At this point, Omsberg is used to being overlooked. The Maine native has been lightly regarded for basically his entire soccer career, ignored by major colleges coming out of high school and not considered an elite MLS prospect despite a sparkling four years at Dartmouth.

While he entered the week overshadowed by fellow center back prospects Tomas Hilliard-Arce and Joao Moutinho, Omsberg has turned heads in Orlando. The 6-foot-4 defender performed well in physical testing last Friday, finishing tied for second in the 30-meter dash and tied for fourth in the 5-10-5 shuttle run. He was been solid in the first two Combine matches, rarely putting a foot wrong for Team Nemeziz.

He’s a long way from his tiny hometown of Belgrade, Maine (population, 3,176), where most of his initial soccer development consisted of losing out to his older brother in drills run by their dad, a former college player, at nearby parks and schools. He and his family moved to the comparative metropolis of Scarborough, Maine before high school, but Omsberg still didn’t have many options for college soccer.

“I wasn’t recruited by a whole lot of DI schools, probably only like five or six in total: a couple Ivies, a couple Patriot League schools,” he told MLSsoccer.com on Tuesday. “Really, the only reason Dartmouth kind of found me was because I went to their camp, I was exposed to them up front and personal and they showed a lot of interest. If it weren’t for that, I could’ve ended up at a D-III school.”

Despite having to make a huge jump from Maine high school and club soccer to the Division I level, Omsberg quickly found the field at Dartmouth. He started 16 games and was named Ivy League honorable mention his freshman year, then earned First Team All-Ivy honors his sophomore year before winning the conference’s Defender of the Year award in 2016 and 2017.

He attempted to model his game after FC Dallas and US national team center back Matt Hedges, who, like Omsberg, has a tall, lanky frame and is a solid athlete.

“I think he’s number one [in terms of guys I model my game off of],” Omsberg said of Hedges. “He’s the one that my coaches have said kind of try and play like him because he’s physically kind of the same height, he’s really good with his feet, plays great passes, also just a good defender and a good leader out of the back, so he’s the big one for me to watch.”

One scout said this week that Omsberg would be getting talked up as a potential top-five pick in Friday’s MLS SuperDraft had he gone to a higher-profile school. Others said they expect the 22-year-old to be nabbed in the first round. That’d be a first for a player from Maine, with former Seattle Sounders striker Roger Levesque currently holding top billing as the most notable player to come out of the state.

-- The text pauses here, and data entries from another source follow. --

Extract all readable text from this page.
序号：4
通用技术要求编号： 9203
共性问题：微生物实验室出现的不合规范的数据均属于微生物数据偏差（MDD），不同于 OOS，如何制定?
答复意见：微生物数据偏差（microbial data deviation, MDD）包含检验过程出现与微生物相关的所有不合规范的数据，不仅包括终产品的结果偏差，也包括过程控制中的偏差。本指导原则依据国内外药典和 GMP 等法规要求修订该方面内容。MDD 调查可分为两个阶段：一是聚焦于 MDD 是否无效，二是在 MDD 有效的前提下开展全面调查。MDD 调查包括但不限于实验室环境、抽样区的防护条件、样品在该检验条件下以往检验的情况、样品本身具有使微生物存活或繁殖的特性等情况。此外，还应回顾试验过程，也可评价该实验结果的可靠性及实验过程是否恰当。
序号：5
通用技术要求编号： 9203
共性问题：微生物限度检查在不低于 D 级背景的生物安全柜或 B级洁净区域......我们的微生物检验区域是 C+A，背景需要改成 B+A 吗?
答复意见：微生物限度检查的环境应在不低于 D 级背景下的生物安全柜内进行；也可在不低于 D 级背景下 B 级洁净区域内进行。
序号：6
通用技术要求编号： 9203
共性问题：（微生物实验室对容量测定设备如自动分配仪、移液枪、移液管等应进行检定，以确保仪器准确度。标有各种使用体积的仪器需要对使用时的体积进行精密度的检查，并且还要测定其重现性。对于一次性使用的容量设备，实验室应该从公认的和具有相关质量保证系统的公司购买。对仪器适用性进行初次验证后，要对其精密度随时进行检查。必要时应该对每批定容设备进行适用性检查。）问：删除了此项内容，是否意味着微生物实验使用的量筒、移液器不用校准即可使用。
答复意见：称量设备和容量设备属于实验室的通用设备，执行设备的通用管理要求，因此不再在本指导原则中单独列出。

“There’ll probably a little bit of disbelief, I guess, if I get drafted. Not a whole lot of people would expect that a kind from Maine’s getting drafted by an MLS team,” he said. “But overall I’d just be really excited. I’ve worked pretty hard to put myself in the best position possible with soccer and I’d just be excited to get to work for whoever believes in me, excited to give it my best.”